La supervision réglementaire constitue une contrainte incontournable du secteur financier et son rôle de protection et de sécurisation ne peut être remis en cause. En revanche, les pratiques en vigueur méritent certainement d'être réactualisées à l'ère de la donnée toute-puissante. C'est le chantier auquel s'attaque aujourd'hui la Banque de Lituanie.
La conformité est un sujet permanent de plainte de la part des banques et ses exigences de reporting font partie de ses composantes les plus décriées, ne serait-ce que parce que la pression est toujours plus intense autant en matière de richesse d'information à transmettre que de fréquence et de réactivité attendues. Mais la situation n'est guère plus favorable du côté du régulateur, qui doit s'accommoder de l'hétérogénéité des réponses à ses sollicitations, chaque organisation déclarante exhibant ses particularités.
Face à ces défauts parfaitement identifiés, la banque centrale lituanienne veut donc envisager une autre méthode, qui soit à la fois plus facile à mettre en œuvre et plus propice à la cohérence de sa mission. Pour ce faire, elle imagine de demander aux établissements qu'elle contrôle de lui donner directement accès aux données brutes qu'ils produisent, via des APIs qu'elle aura définies, sur un portail qu'elle met à leur disposition, de manière à lui permettre de générer elle-même les rapports nécessaires.
Les avantages de l'approche sautent immédiatement aux yeux. Du point de vue des entreprises surveillées, il n'est plus nécessaire de consacrer de précieuses ressources à concevoir et maintenir les innombrables traitements destinés à répondre aux attentes (changeantes) des autorités. Il suffit (presque) d'une simple extraction des bases de données pour satisfaire tous les besoins. Le régulateur, quant à lui, s'assure de la mise en œuvre des règles qu'il impose, puisqu'il se charge d'en évaluer l'application à sa convenance, et obtient, idéalement, la faculté d'effectuer un suivi en quasi temps réel.

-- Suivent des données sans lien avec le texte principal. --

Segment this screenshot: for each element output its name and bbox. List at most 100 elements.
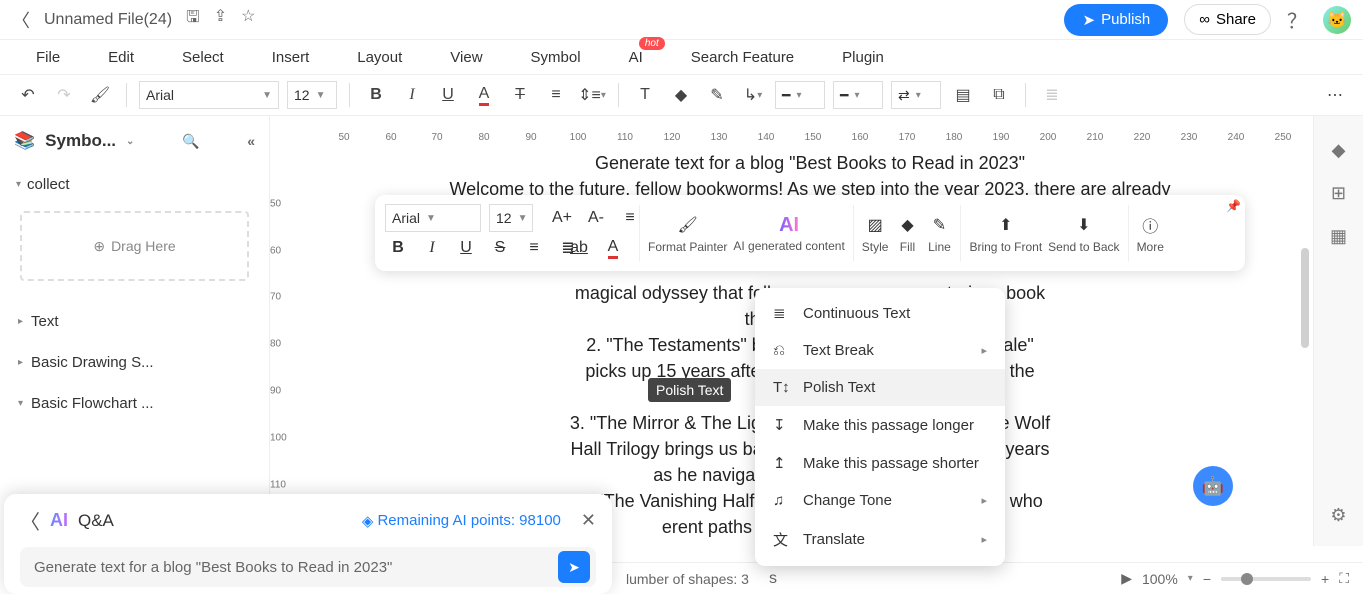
send-button[interactable]: ➤	[558, 551, 590, 583]
export-icon[interactable]: ⇪	[214, 6, 227, 33]
play-icon[interactable]: ▶	[1121, 570, 1132, 587]
pen-icon[interactable]: ✎	[703, 81, 731, 109]
menu-symbol[interactable]: Symbol	[531, 49, 581, 66]
zoom-slider[interactable]	[1221, 577, 1311, 581]
menu-edit[interactable]: Edit	[108, 49, 134, 66]
menu-ai[interactable]: AIhot	[629, 49, 643, 66]
fill-button[interactable]: ◆ Fill	[894, 201, 920, 265]
send-back-button[interactable]: ⬇ Send to Back	[1048, 201, 1119, 265]
fontsize-select[interactable]: 12▼	[287, 81, 337, 109]
more-icon[interactable]: ⋯	[1321, 81, 1349, 109]
line-button[interactable]: ✎ Line	[926, 201, 952, 265]
redo-icon[interactable]: ↷	[50, 81, 78, 109]
close-icon[interactable]: ✕	[581, 510, 596, 531]
ai-menu-translate[interactable]: 文Translate▸	[755, 519, 1005, 560]
menu-search-feature[interactable]: Search Feature	[691, 49, 794, 66]
undo-icon[interactable]: ↶	[14, 81, 42, 109]
section-text[interactable]: ▸ Text	[0, 301, 269, 342]
diamond-icon[interactable]: ◆	[1332, 140, 1346, 161]
formatting-toolbar: ↶ ↷ 🖌 Arial▼ 12▼ B I U A T ≡ ⇕≡▾ T ◆ ✎ ↳…	[0, 74, 1363, 116]
increase-font-icon[interactable]: A+	[549, 205, 575, 231]
menu-file[interactable]: File	[36, 49, 60, 66]
library-icon: 📚	[14, 131, 35, 151]
save-icon[interactable]: 🖫	[186, 6, 200, 33]
zoom-in-icon[interactable]: +	[1321, 571, 1329, 587]
italic-icon[interactable]: I	[398, 81, 426, 109]
font-select[interactable]: Arial▼	[385, 204, 481, 232]
assistant-bubble[interactable]: 🤖	[1193, 466, 1233, 506]
avatar[interactable]: 🐱	[1323, 6, 1351, 34]
ai-content-button[interactable]: AI AI generated content	[733, 201, 844, 265]
strike-icon[interactable]: S	[487, 235, 513, 261]
grid-icon[interactable]: ▦	[1330, 226, 1347, 247]
ai-menu-make-this-passage-longer[interactable]: ↧Make this passage longer	[755, 406, 1005, 444]
help-icon[interactable]: ？	[1287, 5, 1307, 34]
menu-select[interactable]: Select	[182, 49, 224, 66]
fill-icon[interactable]: ◆	[667, 81, 695, 109]
publish-button[interactable]: ➤ Publish	[1064, 4, 1168, 36]
ai-menu-continuous-text[interactable]: ≣Continuous Text	[755, 294, 1005, 332]
history-icon[interactable]: ≣	[1038, 81, 1066, 109]
section-basic-flowchart[interactable]: ▾ Basic Flowchart ...	[0, 383, 269, 424]
chevron-double-down-icon[interactable]: ⌄	[126, 136, 134, 147]
vertical-scrollbar[interactable]	[1301, 248, 1309, 348]
ai-menu-make-this-passage-shorter[interactable]: ↥Make this passage shorter	[755, 444, 1005, 482]
zoom-out-icon[interactable]: −	[1203, 571, 1211, 587]
back-icon[interactable]: 〈	[20, 506, 40, 535]
style-button[interactable]: ▨ Style	[862, 201, 889, 265]
underline-icon[interactable]: U	[434, 81, 462, 109]
arrange-icon[interactable]: ▤	[949, 81, 977, 109]
connector-icon[interactable]: ↳▾	[739, 81, 767, 109]
font-color-icon[interactable]: A	[470, 81, 498, 109]
menu-view[interactable]: View	[450, 49, 482, 66]
line-spacing-icon[interactable]: ⇕≡▾	[578, 81, 606, 109]
ai-menu-change-tone[interactable]: ♫Change Tone▸	[755, 482, 1005, 519]
strikethrough-icon[interactable]: T	[506, 81, 534, 109]
publish-label: Publish	[1101, 11, 1150, 28]
decrease-font-icon[interactable]: A-	[583, 205, 609, 231]
qa-input[interactable]	[34, 559, 558, 576]
italic-icon[interactable]: I	[419, 235, 445, 261]
font-color-icon[interactable]: A	[600, 235, 626, 261]
layers-icon[interactable]: ⧉	[985, 81, 1013, 109]
font-select[interactable]: Arial▼	[139, 81, 279, 109]
format-painter-icon[interactable]: 🖌	[86, 81, 114, 109]
line-weight-select[interactable]: ━▾	[833, 81, 883, 109]
collapse-icon[interactable]: «	[247, 133, 255, 149]
size-value: 12	[294, 87, 310, 103]
section-basic-drawing[interactable]: ▸ Basic Drawing S...	[0, 342, 269, 383]
bring-front-button[interactable]: ⬆ Bring to Front	[969, 201, 1042, 265]
line-style-select[interactable]: ━▾	[775, 81, 825, 109]
star-icon[interactable]: ☆	[241, 6, 255, 33]
bold-icon[interactable]: B	[385, 235, 411, 261]
pin-icon[interactable]: 📌	[1226, 199, 1241, 213]
chevron-right-icon: ▸	[18, 357, 23, 368]
ai-icon: AI	[779, 214, 799, 237]
arrow-style-select[interactable]: ⇄▾	[891, 81, 941, 109]
bold-icon[interactable]: B	[362, 81, 390, 109]
back-icon[interactable]: 〈	[12, 7, 30, 33]
more-button[interactable]: ⓘ More	[1137, 201, 1164, 265]
subscript-icon[interactable]: ab	[566, 235, 592, 261]
ai-menu-text-break[interactable]: ⎌Text Break▸	[755, 332, 1005, 369]
settings-icon[interactable]: ⚙	[1330, 505, 1346, 526]
style-icon: ▨	[862, 212, 888, 238]
drag-zone[interactable]: ⊕ Drag Here	[20, 211, 249, 281]
ai-points[interactable]: ◈ Remaining AI points: 98100	[362, 512, 561, 530]
underline-icon[interactable]: U	[453, 235, 479, 261]
number-list-icon[interactable]: ≡	[521, 235, 547, 261]
menu-plugin[interactable]: Plugin	[842, 49, 884, 66]
fontsize-select[interactable]: 12▼	[489, 204, 533, 232]
format-painter-button[interactable]: 🖌 Format Painter	[648, 201, 727, 265]
share-button[interactable]: ∞ Share	[1184, 4, 1271, 35]
zoom-value[interactable]: 100%	[1142, 571, 1178, 587]
ai-menu-polish-text[interactable]: T↕Polish Text	[755, 369, 1005, 406]
text-tool-icon[interactable]: T	[631, 81, 659, 109]
menu-insert[interactable]: Insert	[272, 49, 310, 66]
align-icon[interactable]: ≡	[542, 81, 570, 109]
menu-layout[interactable]: Layout	[357, 49, 402, 66]
search-icon[interactable]: 🔍	[182, 133, 199, 150]
add-shape-icon[interactable]: ⊞	[1331, 183, 1346, 204]
section-collect[interactable]: ▾ collect	[0, 166, 269, 203]
fullscreen-icon[interactable]: ⛶	[1339, 570, 1349, 587]
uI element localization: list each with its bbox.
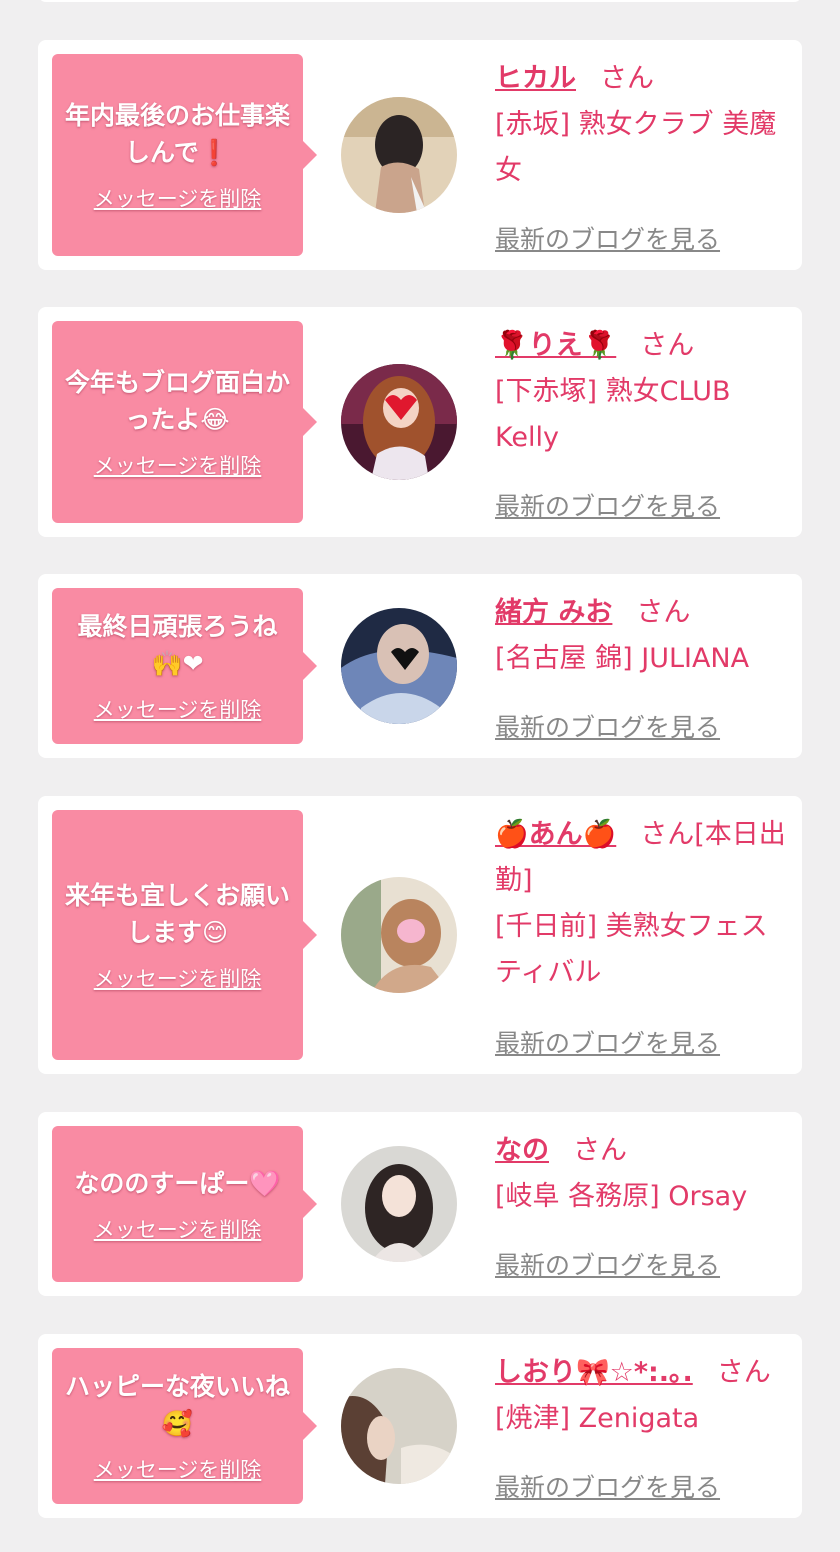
latest-blog-link[interactable]: 最新のブログを見る (495, 1468, 720, 1504)
message-bubble: 来年も宜しくお願いします😊 メッセージを削除 (52, 810, 317, 1060)
sender-name-link[interactable]: しおり🎀☆*:.｡. (495, 1357, 693, 1388)
honorific: さん (600, 63, 654, 94)
shop-label: [岐阜 各務原] Orsay (495, 1181, 748, 1212)
latest-blog-link[interactable]: 最新のブログを見る (495, 708, 720, 744)
avatar[interactable] (341, 1146, 457, 1262)
avatar[interactable] (341, 877, 457, 993)
delete-message-link[interactable]: メッセージを削除 (94, 694, 262, 724)
honorific: さん (573, 1135, 627, 1166)
message-text: 年内最後のお仕事楽しんで❗ (64, 101, 290, 167)
delete-message-link[interactable]: メッセージを削除 (94, 963, 262, 993)
shop-label: [名古屋 錦] JULIANA (495, 643, 750, 674)
message-card: なののすーぱー🩷 メッセージを削除 なの さん [岐阜 各務原] Orsay 最新… (38, 1112, 802, 1296)
sender-name-link[interactable]: ヒカル (495, 63, 576, 94)
message-text: 来年も宜しくお願いします😊 (64, 881, 290, 947)
sender-name-link[interactable]: 緒方 みお (495, 597, 612, 628)
delete-message-link[interactable]: メッセージを削除 (94, 1454, 262, 1484)
message-text: 今年もブログ面白かったよ😂 (64, 368, 290, 434)
shop-label: [焼津] Zenigata (495, 1403, 700, 1434)
shop-label: [下赤塚] 熟女CLUB Kelly (495, 376, 731, 453)
message-card: 年内最後のお仕事楽しんで❗ メッセージを削除 ヒカル さん [赤坂] 熟女クラブ … (38, 40, 802, 270)
message-card: 来年も宜しくお願いします😊 メッセージを削除 🍎あん🍎 さん[本日出勤] [千日前… (38, 796, 802, 1074)
message-bubble: 最終日頑張ろうね🙌❤ メッセージを削除 (52, 588, 317, 744)
message-bubble: ハッピーな夜いいね🥰 メッセージを削除 (52, 1348, 317, 1504)
sender-info: 🍎あん🍎 さん[本日出勤] [千日前] 美熟女フェスティバル (495, 812, 792, 996)
sender-info: 緒方 みお さん [名古屋 錦] JULIANA (495, 590, 792, 682)
shop-label: [赤坂] 熟女クラブ 美魔女 (495, 109, 777, 186)
avatar[interactable] (341, 608, 457, 724)
message-bubble: なののすーぱー🩷 メッセージを削除 (52, 1126, 317, 1282)
message-bubble: 年内最後のお仕事楽しんで❗ メッセージを削除 (52, 54, 317, 256)
previous-card-edge (38, 0, 802, 2)
latest-blog-link[interactable]: 最新のブログを見る (495, 1024, 720, 1060)
sender-name-link[interactable]: なの (495, 1135, 549, 1166)
message-bubble: 今年もブログ面白かったよ😂 メッセージを削除 (52, 321, 317, 523)
honorific: さん (640, 330, 695, 361)
latest-blog-link[interactable]: 最新のブログを見る (495, 1246, 720, 1282)
honorific: さん (716, 1357, 771, 1388)
sender-info: 🌹りえ🌹 さん [下赤塚] 熟女CLUB Kelly (495, 323, 792, 461)
latest-blog-link[interactable]: 最新のブログを見る (495, 220, 720, 256)
avatar[interactable] (341, 364, 457, 480)
sender-name-link[interactable]: 🍎あん🍎 (495, 819, 616, 850)
sender-info: ヒカル さん [赤坂] 熟女クラブ 美魔女 (495, 56, 792, 194)
avatar[interactable] (341, 97, 457, 213)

Il devient alors même possible – et c'est aussi une piste que désire explorer la Banque de Lituanie – de réaliser des analyses non prévues initialement, par exemple dans le but d'évaluer des risques de marché non couverts par les textes à un moment donné (mais qui seraient en réflexion). De telles possibilités pourraient cependant susciter des réticences chez les acteurs concernés : ils n'apprécieront certainement pas que les données qu'ils fournissent soient exploitées pour leur ajouter des contraintes.
Et ce n'est pas le seul handicap de l'initiative. Le plus problématique pourrait être la difficulté pour les institutions financières à établir la relation entre une exigence spécifique, la restitution qu'en font les algorithmes de la banque centrale et la cause réelle des écarts qui seraient constatés. Au moins, dans le mode de fonctionnement actuel, et malgré ses défauts, la maîtrise de bout en bout des rapports élaborés permet de disposer des moyens nécessaires pour retrouver les racines du moindre résultat y figurant.
Dans un premier temps, la Lituanie n'envisage qu'une expérimentation, avec trois entreprises, dans l'univers des paiements, dont l'objectif sera de valider la viabilité du concept. Elle devra également s'attacher à lever les obstacles potentiels, en considérant que ceux-ci pourront être plus ou moins sensibles selon le domaine considéré.